Well, first I should go through what JBeret and BatchEE provide since that’s what brought up the topic. There are readers and writers that use JMS, but also ones that work with Apache Kafka and Apache Artemis, and Apache Camel. You can go look those up, but they are all essentially messaging based (argue in the comments, of course, but I’m at the waving-my-hands-around level).
Messaging writers are pretty cool. Basically, you’re converting whatever you read (flat file, database rows, etc) into a message to be processed by something else. The job step is essentially a protocol converter. It can also be a way to get some concurrency. Rather than have the job process record by record, convert them into messages to be processed as message-driven-beans in a multi-threaded application server.
Messaging readers raise an interesting question. When is it done? It is pretty easy to dream up a job that just reads messages from a queue forever, pushing them through the processor as they turn up. But what you’ve really done is created a server and not a batch job. Do what you want, of course, but I think this sort of thing should be run periodically until the queue dries up and then terminate. So every day (or ever hour, etc) the job runs and handles all the messages that have turned up since the last time it ran.

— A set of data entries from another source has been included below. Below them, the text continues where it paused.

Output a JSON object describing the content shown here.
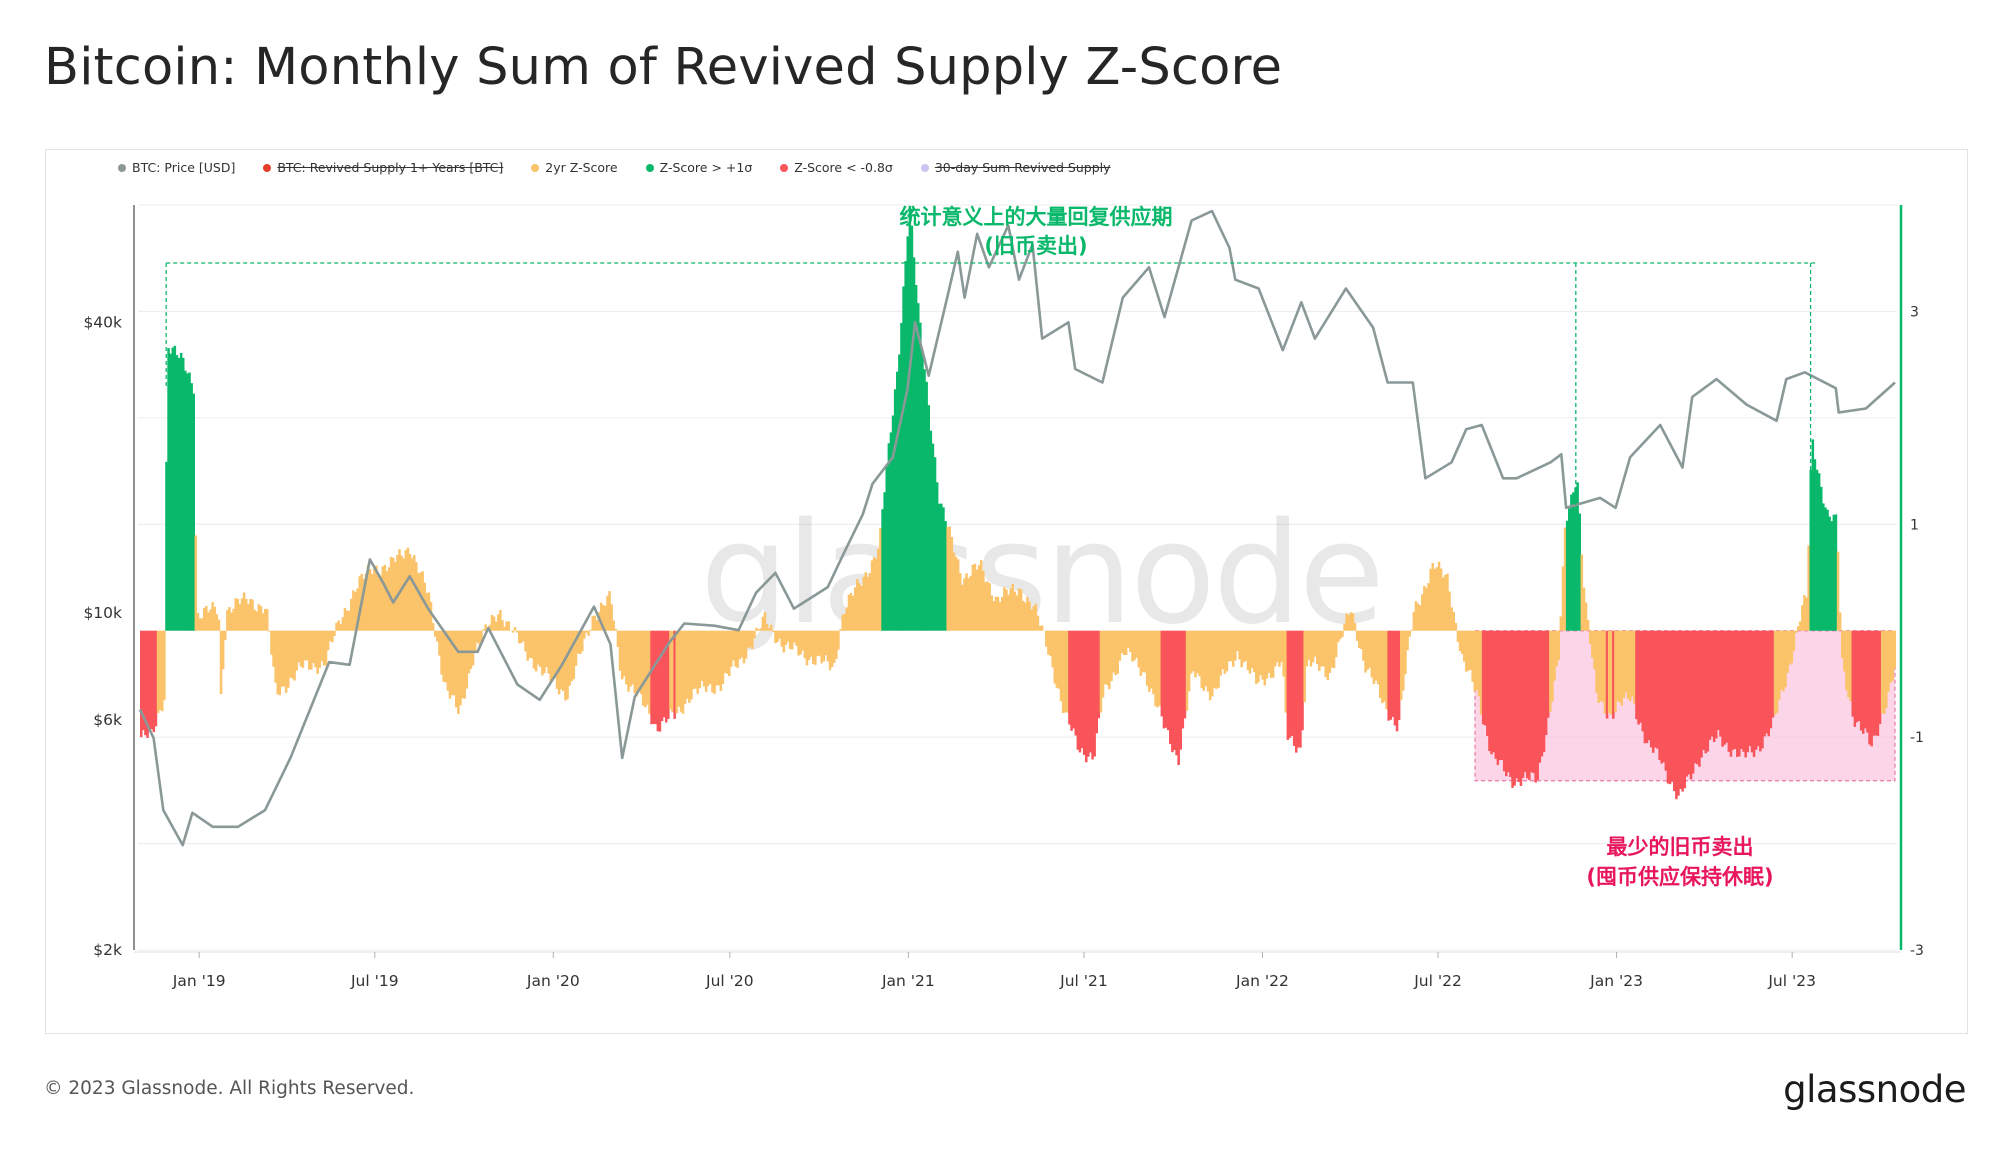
{
  "title": "Bitcoin: Monthly Sum of Revived Supply Z-Score",
  "copyright": "© 2023 Glassnode. All Rights Reserved.",
  "brand": "glassnode",
  "watermark": "glassnode",
  "legend": [
    {
      "label": "BTC: Price [USD]",
      "color": "#8a9898",
      "struck": false
    },
    {
      "label": "BTC: Revived Supply 1+ Years [BTC]",
      "color": "#e53e2a",
      "struck": true
    },
    {
      "label": "2yr Z-Score",
      "color": "#fbc36a",
      "struck": false
    },
    {
      "label": "Z-Score > +1σ",
      "color": "#0ab86b",
      "struck": false
    },
    {
      "label": "Z-Score < -0.8σ",
      "color": "#f8545a",
      "struck": false
    },
    {
      "label": "30-day Sum Revived Supply",
      "color": "#c8c5f0",
      "struck": true
    }
  ],
  "annotations": {
    "top_line1": "统计意义上的大量回复供应期",
    "top_line2": "(旧币卖出)",
    "top_color": "#0ab86b",
    "bottom_line1": "最少的旧币卖出",
    "bottom_line2": "(囤币供应保持休眠)",
    "bottom_color": "#e8175d"
  },
  "chart_data": {
    "type": "line+bar",
    "x_range": [
      "2018-11-01",
      "2023-10-15"
    ],
    "x_ticks": [
      "Jan '19",
      "Jul '19",
      "Jan '20",
      "Jul '20",
      "Jan '21",
      "Jul '21",
      "Jan '22",
      "Jul '22",
      "Jan '23",
      "Jul '23"
    ],
    "x_tick_dates": [
      "2019-01-01",
      "2019-07-01",
      "2020-01-01",
      "2020-07-01",
      "2021-01-01",
      "2021-07-01",
      "2022-01-01",
      "2022-07-01",
      "2023-01-01",
      "2023-07-01"
    ],
    "y_left": {
      "scale": "log",
      "range": [
        2000,
        70000
      ],
      "ticks": [
        "$2k",
        "$6k",
        "$10k",
        "$40k"
      ],
      "tick_values": [
        2000,
        6000,
        10000,
        40000
      ]
    },
    "y_right": {
      "scale": "linear",
      "range": [
        -3,
        4
      ],
      "ticks": [
        "3",
        "1",
        "-1",
        "-3"
      ],
      "tick_values": [
        3,
        1,
        -1,
        -3
      ]
    },
    "thresholds": {
      "upper": 1,
      "lower": -0.8
    },
    "price": [
      [
        "2018-11-01",
        6300
      ],
      [
        "2018-11-15",
        5500
      ],
      [
        "2018-11-25",
        3900
      ],
      [
        "2018-12-15",
        3300
      ],
      [
        "2018-12-25",
        3850
      ],
      [
        "2019-01-15",
        3600
      ],
      [
        "2019-02-10",
        3600
      ],
      [
        "2019-03-10",
        3900
      ],
      [
        "2019-04-05",
        5000
      ],
      [
        "2019-05-15",
        7900
      ],
      [
        "2019-06-05",
        7800
      ],
      [
        "2019-06-26",
        12900
      ],
      [
        "2019-07-10",
        11500
      ],
      [
        "2019-07-20",
        10500
      ],
      [
        "2019-08-06",
        11900
      ],
      [
        "2019-08-25",
        10200
      ],
      [
        "2019-09-25",
        8300
      ],
      [
        "2019-10-15",
        8300
      ],
      [
        "2019-10-26",
        9300
      ],
      [
        "2019-11-25",
        7100
      ],
      [
        "2019-12-18",
        6600
      ],
      [
        "2020-01-10",
        7800
      ],
      [
        "2020-02-12",
        10300
      ],
      [
        "2020-02-29",
        8600
      ],
      [
        "2020-03-12",
        5000
      ],
      [
        "2020-03-25",
        6700
      ],
      [
        "2020-04-30",
        8700
      ],
      [
        "2020-05-15",
        9500
      ],
      [
        "2020-06-15",
        9400
      ],
      [
        "2020-07-10",
        9200
      ],
      [
        "2020-07-28",
        11000
      ],
      [
        "2020-08-17",
        12100
      ],
      [
        "2020-09-05",
        10200
      ],
      [
        "2020-10-10",
        11300
      ],
      [
        "2020-10-25",
        13100
      ],
      [
        "2020-11-15",
        16000
      ],
      [
        "2020-11-25",
        18500
      ],
      [
        "2020-12-16",
        21000
      ],
      [
        "2020-12-31",
        29000
      ],
      [
        "2021-01-08",
        40000
      ],
      [
        "2021-01-22",
        31000
      ],
      [
        "2021-02-10",
        45000
      ],
      [
        "2021-02-21",
        56000
      ],
      [
        "2021-02-28",
        45000
      ],
      [
        "2021-03-13",
        61000
      ],
      [
        "2021-03-25",
        52000
      ],
      [
        "2021-04-14",
        63500
      ],
      [
        "2021-04-25",
        49000
      ],
      [
        "2021-05-09",
        58000
      ],
      [
        "2021-05-19",
        37000
      ],
      [
        "2021-06-15",
        40000
      ],
      [
        "2021-06-22",
        32000
      ],
      [
        "2021-07-20",
        30000
      ],
      [
        "2021-08-10",
        45000
      ],
      [
        "2021-09-06",
        52000
      ],
      [
        "2021-09-22",
        41000
      ],
      [
        "2021-10-20",
        65000
      ],
      [
        "2021-11-10",
        68000
      ],
      [
        "2021-11-28",
        57000
      ],
      [
        "2021-12-04",
        49000
      ],
      [
        "2021-12-28",
        47000
      ],
      [
        "2022-01-22",
        35000
      ],
      [
        "2022-02-10",
        44000
      ],
      [
        "2022-02-24",
        37000
      ],
      [
        "2022-03-28",
        47000
      ],
      [
        "2022-04-25",
        39000
      ],
      [
        "2022-05-10",
        30000
      ],
      [
        "2022-06-05",
        30000
      ],
      [
        "2022-06-18",
        19000
      ],
      [
        "2022-07-15",
        20500
      ],
      [
        "2022-07-30",
        24000
      ],
      [
        "2022-08-15",
        24500
      ],
      [
        "2022-09-06",
        19000
      ],
      [
        "2022-09-20",
        19000
      ],
      [
        "2022-10-25",
        20500
      ],
      [
        "2022-11-05",
        21300
      ],
      [
        "2022-11-10",
        16500
      ],
      [
        "2022-12-15",
        17300
      ],
      [
        "2022-12-31",
        16500
      ],
      [
        "2023-01-15",
        21000
      ],
      [
        "2023-02-15",
        24500
      ],
      [
        "2023-03-10",
        20000
      ],
      [
        "2023-03-20",
        28000
      ],
      [
        "2023-04-14",
        30500
      ],
      [
        "2023-05-15",
        27000
      ],
      [
        "2023-06-15",
        25000
      ],
      [
        "2023-06-25",
        30500
      ],
      [
        "2023-07-14",
        31500
      ],
      [
        "2023-08-15",
        29200
      ],
      [
        "2023-08-18",
        26000
      ],
      [
        "2023-09-15",
        26500
      ],
      [
        "2023-10-15",
        30000
      ]
    ],
    "zscore": [
      [
        "2018-11-01",
        -1.0
      ],
      [
        "2018-11-12",
        -1.0
      ],
      [
        "2018-11-25",
        -0.6
      ],
      [
        "2018-11-28",
        2.7
      ],
      [
        "2018-12-15",
        2.5
      ],
      [
        "2018-12-26",
        2.3
      ],
      [
        "2018-12-28",
        0.15
      ],
      [
        "2019-01-20",
        0.2
      ],
      [
        "2019-01-21",
        -0.8
      ],
      [
        "2019-01-28",
        0.2
      ],
      [
        "2019-02-20",
        0.3
      ],
      [
        "2019-03-10",
        0.2
      ],
      [
        "2019-03-20",
        -0.6
      ],
      [
        "2019-04-15",
        -0.35
      ],
      [
        "2019-05-10",
        -0.3
      ],
      [
        "2019-05-25",
        0.1
      ],
      [
        "2019-06-10",
        0.4
      ],
      [
        "2019-06-28",
        0.6
      ],
      [
        "2019-07-15",
        0.6
      ],
      [
        "2019-08-05",
        0.8
      ],
      [
        "2019-08-25",
        0.3
      ],
      [
        "2019-09-10",
        -0.5
      ],
      [
        "2019-09-25",
        -0.8
      ],
      [
        "2019-10-10",
        -0.2
      ],
      [
        "2019-11-05",
        0.2
      ],
      [
        "2019-11-25",
        -0.1
      ],
      [
        "2019-12-20",
        -0.4
      ],
      [
        "2020-01-15",
        -0.6
      ],
      [
        "2020-02-10",
        0.15
      ],
      [
        "2020-02-28",
        0.3
      ],
      [
        "2020-03-10",
        -0.4
      ],
      [
        "2020-03-25",
        -0.6
      ],
      [
        "2020-04-10",
        -0.8
      ],
      [
        "2020-04-15",
        -0.9
      ],
      [
        "2020-05-05",
        -0.8
      ],
      [
        "2020-05-20",
        -0.6
      ],
      [
        "2020-06-20",
        -0.5
      ],
      [
        "2020-07-10",
        -0.3
      ],
      [
        "2020-08-05",
        0.1
      ],
      [
        "2020-08-25",
        -0.15
      ],
      [
        "2020-09-20",
        -0.25
      ],
      [
        "2020-10-15",
        -0.35
      ],
      [
        "2020-10-25",
        0.2
      ],
      [
        "2020-11-15",
        0.5
      ],
      [
        "2020-12-01",
        0.8
      ],
      [
        "2020-12-05",
        1.2
      ],
      [
        "2020-12-20",
        2.5
      ],
      [
        "2021-01-01",
        4.0
      ],
      [
        "2021-01-10",
        3.0
      ],
      [
        "2021-01-25",
        1.8
      ],
      [
        "2021-02-01",
        1.2
      ],
      [
        "2021-02-15",
        0.8
      ],
      [
        "2021-02-25",
        0.5
      ],
      [
        "2021-03-15",
        0.6
      ],
      [
        "2021-04-01",
        0.3
      ],
      [
        "2021-04-25",
        0.4
      ],
      [
        "2021-05-10",
        0.2
      ],
      [
        "2021-05-25",
        -0.2
      ],
      [
        "2021-06-10",
        -0.8
      ],
      [
        "2021-06-25",
        -1.1
      ],
      [
        "2021-07-10",
        -1.2
      ],
      [
        "2021-07-20",
        -0.6
      ],
      [
        "2021-08-10",
        -0.2
      ],
      [
        "2021-09-01",
        -0.4
      ],
      [
        "2021-09-20",
        -0.9
      ],
      [
        "2021-10-05",
        -1.2
      ],
      [
        "2021-10-20",
        -0.4
      ],
      [
        "2021-11-10",
        -0.6
      ],
      [
        "2021-12-05",
        -0.2
      ],
      [
        "2021-12-25",
        -0.5
      ],
      [
        "2022-01-20",
        -0.3
      ],
      [
        "2022-01-25",
        -1.0
      ],
      [
        "2022-02-08",
        -1.1
      ],
      [
        "2022-02-15",
        -0.3
      ],
      [
        "2022-03-10",
        -0.4
      ],
      [
        "2022-04-01",
        0.2
      ],
      [
        "2022-04-15",
        -0.3
      ],
      [
        "2022-05-05",
        -0.7
      ],
      [
        "2022-05-20",
        -0.9
      ],
      [
        "2022-06-05",
        0.2
      ],
      [
        "2022-06-25",
        0.6
      ],
      [
        "2022-07-10",
        0.5
      ],
      [
        "2022-07-25",
        -0.3
      ],
      [
        "2022-08-10",
        -0.6
      ],
      [
        "2022-08-25",
        -1.2
      ],
      [
        "2022-09-15",
        -1.4
      ],
      [
        "2022-10-10",
        -1.4
      ],
      [
        "2022-11-01",
        -0.3
      ],
      [
        "2022-11-08",
        1.0
      ],
      [
        "2022-11-20",
        1.5
      ],
      [
        "2022-11-28",
        0.3
      ],
      [
        "2022-12-10",
        -0.6
      ],
      [
        "2022-12-25",
        -0.8
      ],
      [
        "2023-01-15",
        -0.6
      ],
      [
        "2023-02-01",
        -1.1
      ],
      [
        "2023-02-15",
        -1.2
      ],
      [
        "2023-03-05",
        -1.6
      ],
      [
        "2023-03-25",
        -1.2
      ],
      [
        "2023-04-15",
        -1.0
      ],
      [
        "2023-05-10",
        -1.2
      ],
      [
        "2023-05-25",
        -1.1
      ],
      [
        "2023-06-10",
        -0.9
      ],
      [
        "2023-06-25",
        -0.4
      ],
      [
        "2023-07-10",
        0.2
      ],
      [
        "2023-07-15",
        0.3
      ],
      [
        "2023-07-20",
        1.8
      ],
      [
        "2023-08-05",
        1.1
      ],
      [
        "2023-08-15",
        1.0
      ],
      [
        "2023-08-20",
        -0.3
      ],
      [
        "2023-09-01",
        -0.8
      ],
      [
        "2023-09-20",
        -1.1
      ],
      [
        "2023-10-10",
        -0.5
      ],
      [
        "2023-10-15",
        -0.3
      ]
    ]
  }
}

Kind of a “your update will be processed within the next 24 hours” kind of thing.
As you might guess, my favorite use for messaging based batch jobs is for pipelining. Multiple jobs, maybe running concurrently, or multiple flows in a split in a single job, with data flowing between the jobs/flows. One flow does some processing, feeds results to the next flow through a message queue, which does a bit more and passes it along.
Rather than run one thing then the next, it all kind of happens at once. Cleanup if bad things happen can get a bit tricky, but it can be handled.
Not that this is a new idea…. I remember people working on BatchPipes on z/OS decades ago.